So the other day I was happy to be pointed by Michael Bungay Stanier of Box Of Crayons to a great blog for unfocused creatives like me, called: Productive Flourishing. The blog is the handiwork of writer, designer and coach Charlie Gilkey, who outlines various ways to customize schedules or to-do lists to suit your particular line of creative work.
The one major take-home from this blog for me, is the distinction Charlie points out between project verbs and next-action/task verbs (which he in turn learned from Getting Things Done).
In the particular context of screenwriting, a project verb refers to a general-level activity such as: outline, rewrite, polish, complete, fine-tune, network, think about, and so on. The verbs referring to screenwriting tasks or next-actions are basically just smaller subdivisions of those larger activities, and might be things like: Sketch first act turning point, or: Follow up yesterday’s pitch meeting with an email to X, and so on.
Screenwriters are always acutely aware of their choice of words in their scripts. However, I’ve found that I’m hopeless at articulating in a simple, unambiguous sentence what I’m going to do, say, tomorrow morning between nine and twelve. Even though I know that if don’t commit to one task at a time, I get much less work done.
So, following Charlie’s advice, I’ve had a closer look at different ways of formulating a work plan. For example, look at the difference between these reminders:
A) Continue working towards completing a short script.
B) Describe the main character’s central dilemma and its consequences in short script X
In version A) you leave open which script to work on, which in itself can lead to endless mulling before you even get to writing. But even choosing which story to focus on is not always sufficient, which is why it’s helpful to add which aspect of the story to work on.

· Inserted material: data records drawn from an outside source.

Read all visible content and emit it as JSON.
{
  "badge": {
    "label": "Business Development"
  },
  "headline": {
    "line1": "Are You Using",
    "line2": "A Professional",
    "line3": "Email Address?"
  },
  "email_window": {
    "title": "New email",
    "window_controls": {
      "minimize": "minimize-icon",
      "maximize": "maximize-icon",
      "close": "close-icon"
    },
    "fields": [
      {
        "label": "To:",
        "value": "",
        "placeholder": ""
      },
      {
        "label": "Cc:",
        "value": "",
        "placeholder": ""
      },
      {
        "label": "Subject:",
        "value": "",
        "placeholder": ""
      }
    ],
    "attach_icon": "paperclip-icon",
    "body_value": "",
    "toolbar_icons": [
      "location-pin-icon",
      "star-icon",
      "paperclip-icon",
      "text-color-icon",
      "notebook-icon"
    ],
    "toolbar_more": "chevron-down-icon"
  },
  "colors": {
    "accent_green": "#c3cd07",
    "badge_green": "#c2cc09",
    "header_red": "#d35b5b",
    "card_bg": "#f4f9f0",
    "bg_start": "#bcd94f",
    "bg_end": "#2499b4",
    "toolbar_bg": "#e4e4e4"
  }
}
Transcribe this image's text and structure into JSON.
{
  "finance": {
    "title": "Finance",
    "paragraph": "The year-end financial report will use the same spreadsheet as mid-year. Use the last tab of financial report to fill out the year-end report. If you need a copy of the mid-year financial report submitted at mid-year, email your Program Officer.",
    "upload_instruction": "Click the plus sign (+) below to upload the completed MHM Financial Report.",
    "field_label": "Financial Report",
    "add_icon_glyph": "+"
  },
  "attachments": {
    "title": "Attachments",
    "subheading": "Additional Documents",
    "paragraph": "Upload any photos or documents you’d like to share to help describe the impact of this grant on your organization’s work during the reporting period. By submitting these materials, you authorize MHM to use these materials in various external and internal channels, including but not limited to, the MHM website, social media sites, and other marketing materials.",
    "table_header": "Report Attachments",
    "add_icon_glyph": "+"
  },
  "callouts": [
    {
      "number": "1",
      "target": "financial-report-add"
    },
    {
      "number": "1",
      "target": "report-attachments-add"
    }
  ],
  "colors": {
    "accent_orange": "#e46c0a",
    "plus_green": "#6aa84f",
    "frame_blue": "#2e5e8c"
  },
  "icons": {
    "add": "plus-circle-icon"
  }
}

Because B) specifies where to start working, it reduces the likelihood of procrastination by demanding a commitment to a specific task. Of course A) also contains a commitment, to finish a short screenplay (e.g., in time for a competition deadline), but that’s a commitment to a project, to a longer-term goal. Which in itself is a good thing, but it doesn’t necessarily indicate specifically what work to do this afternoon or tomorrow morning.
The bottom line is, if you’re one of those people whose productivity suffers as the number of ongoing projects increases, one way to help yourself is to pay attention to the verbs you use on your to-do list. It’s useful to have long-term screenwriting goals (using project verbs) but you also need to know how to get the most out of your working day (using task/next-action verbs).
So, now that I’ve completed my action item of “write a blog entry about the distinction between a project and a task with regard to planning one’s working hours,” I can tick the box and move on to my next action item: “go and have that beer with the lady next door.”